Конечно, эти мысли не приходили Родиону Павловичу в такой именно форме. Он чувствовал просто, и эта простота, столь подходящая к вещам простым, лишая их ненужной сложности, делала смутными чувства сложные, не имея достаточно тонкой разделительности, которая необходима, чтобы явление непростое представилось нам простым и ясным. Родион Павлович рассуждал сердцем — метод наиболее смутный, шаткий и ничего не определяющий. К счастью, эти сердечные рассуждения не переходили у него в рассудок, который не терпит ничего непонятного и сердится на это. Миусов решительно ничего не понимал и не старался этого делать, а не рассуждая, смутно, просто и правильно чувствовал, что как-то так все подошло, что его спасение в Павле, который может находиться, где ему угодно, даже совсем не существовать.

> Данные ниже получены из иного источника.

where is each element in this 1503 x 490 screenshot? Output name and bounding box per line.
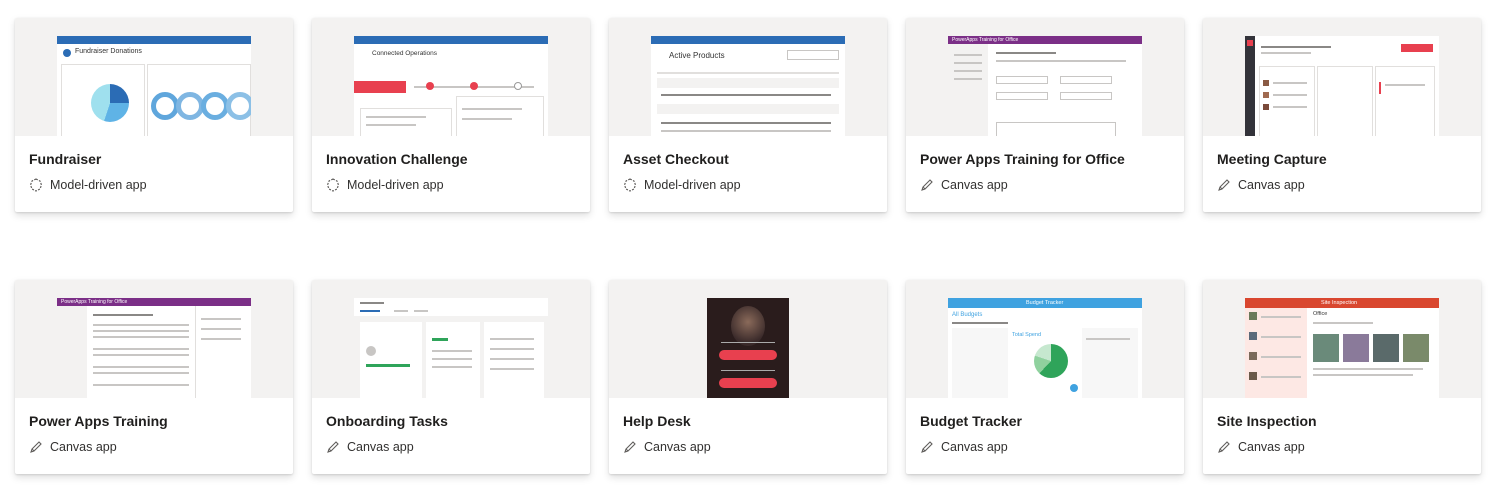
- app-type-label: Canvas app: [941, 440, 1008, 454]
- app-type: Canvas app: [29, 440, 117, 454]
- preview-item: Office: [1313, 311, 1328, 317]
- app-thumbnail: Connected Operations: [312, 18, 590, 136]
- app-type-label: Canvas app: [1238, 440, 1305, 454]
- app-title: Power Apps Training: [29, 413, 168, 429]
- app-type-label: Model-driven app: [644, 178, 741, 192]
- app-type: Canvas app: [1217, 178, 1305, 192]
- pencil-icon: [624, 441, 636, 453]
- pencil-icon: [327, 441, 339, 453]
- app-type-label: Canvas app: [941, 178, 1008, 192]
- pencil-icon: [1218, 441, 1230, 453]
- app-title: Site Inspection: [1217, 413, 1317, 429]
- app-type-label: Model-driven app: [50, 178, 147, 192]
- app-title: Innovation Challenge: [326, 151, 468, 167]
- preview-header: Active Products: [669, 51, 725, 60]
- helpdesk-preview: [707, 298, 789, 398]
- app-thumbnail: [1203, 18, 1481, 136]
- app-type-label: Canvas app: [347, 440, 414, 454]
- pencil-icon: [30, 441, 42, 453]
- model-driven-icon: [29, 178, 43, 192]
- preview-header: Fundraiser Donations: [75, 48, 142, 55]
- innovation-preview: Connected Operations: [354, 36, 548, 136]
- preview-header: PowerApps Training for Office: [952, 37, 1019, 43]
- app-type: Canvas app: [920, 178, 1008, 192]
- budget-preview: Budget Tracker All Budgets Total Spend: [948, 298, 1142, 398]
- preview-header: Site Inspection: [1321, 300, 1358, 306]
- fundraiser-preview: Fundraiser Donations: [57, 36, 251, 136]
- app-card-help-desk[interactable]: Help Desk Canvas app: [609, 280, 887, 474]
- app-type: Canvas app: [623, 440, 711, 454]
- app-card-site-inspection[interactable]: Site Inspection Office Site Inspection C…: [1203, 280, 1481, 474]
- app-card-innovation-challenge[interactable]: Connected Operations Innovation Challeng…: [312, 18, 590, 212]
- app-thumbnail: PowerApps Training for Office: [906, 18, 1184, 136]
- app-card-power-apps-training-office[interactable]: PowerApps Training for Office Power Apps…: [906, 18, 1184, 212]
- app-title: Power Apps Training for Office: [920, 151, 1125, 167]
- preview-total-label: Total Spend: [1012, 332, 1042, 338]
- app-thumbnail: PowerApps Training for Office: [15, 280, 293, 398]
- app-card-onboarding-tasks[interactable]: Onboarding Tasks Canvas app: [312, 280, 590, 474]
- preview-subheader: All Budgets: [952, 312, 983, 318]
- app-card-fundraiser[interactable]: Fundraiser Donations Fundraiser Model-dr…: [15, 18, 293, 212]
- app-type-label: Canvas app: [1238, 178, 1305, 192]
- app-thumbnail: [609, 280, 887, 398]
- app-title: Help Desk: [623, 413, 691, 429]
- app-type: Model-driven app: [29, 178, 147, 192]
- pencil-icon: [1218, 179, 1230, 191]
- app-card-meeting-capture[interactable]: Meeting Capture Canvas app: [1203, 18, 1481, 212]
- meeting-preview: [1245, 36, 1439, 136]
- app-title: Budget Tracker: [920, 413, 1022, 429]
- app-type: Model-driven app: [326, 178, 444, 192]
- preview-header: PowerApps Training for Office: [61, 299, 128, 305]
- app-type-label: Canvas app: [50, 440, 117, 454]
- app-card-asset-checkout[interactable]: Active Products Asset Checkout Model-dri…: [609, 18, 887, 212]
- app-card-power-apps-training[interactable]: PowerApps Training for Office Power Apps…: [15, 280, 293, 474]
- preview-header: Connected Operations: [372, 50, 438, 57]
- asset-preview: Active Products: [651, 36, 845, 136]
- app-thumbnail: Budget Tracker All Budgets Total Spend: [906, 280, 1184, 398]
- app-title: Asset Checkout: [623, 151, 729, 167]
- app-type-label: Model-driven app: [347, 178, 444, 192]
- app-title: Meeting Capture: [1217, 151, 1327, 167]
- site-preview: Site Inspection Office: [1245, 298, 1439, 398]
- app-type: Model-driven app: [623, 178, 741, 192]
- onboarding-preview: [354, 298, 548, 398]
- training-office-preview: PowerApps Training for Office: [948, 36, 1142, 136]
- app-card-budget-tracker[interactable]: Budget Tracker All Budgets Total Spend B…: [906, 280, 1184, 474]
- model-driven-icon: [623, 178, 637, 192]
- app-thumbnail: [312, 280, 590, 398]
- model-driven-icon: [326, 178, 340, 192]
- pencil-icon: [921, 179, 933, 191]
- preview-header: Budget Tracker: [1026, 300, 1064, 306]
- app-thumbnail: Site Inspection Office: [1203, 280, 1481, 398]
- app-thumbnail: Active Products: [609, 18, 887, 136]
- app-type-label: Canvas app: [644, 440, 711, 454]
- app-type: Canvas app: [920, 440, 1008, 454]
- training-preview: PowerApps Training for Office: [57, 298, 251, 398]
- app-type: Canvas app: [326, 440, 414, 454]
- app-thumbnail: Fundraiser Donations: [15, 18, 293, 136]
- pencil-icon: [921, 441, 933, 453]
- app-title: Fundraiser: [29, 151, 102, 167]
- app-title: Onboarding Tasks: [326, 413, 448, 429]
- app-type: Canvas app: [1217, 440, 1305, 454]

Если бы он так подумал, он сейчас же бы отбросил такую глупость, но дело в том, что он так не думал, а только так чувствовал, — и жил, сам тому удивляясь, в спокойной неопределенности, в каком-то сне под утро, когда спишь, но знаешь, что сейчас провеет предрассветный ветер, откроешь глаза, и все поймешь, а покуда видишь сны, зная, что это сны!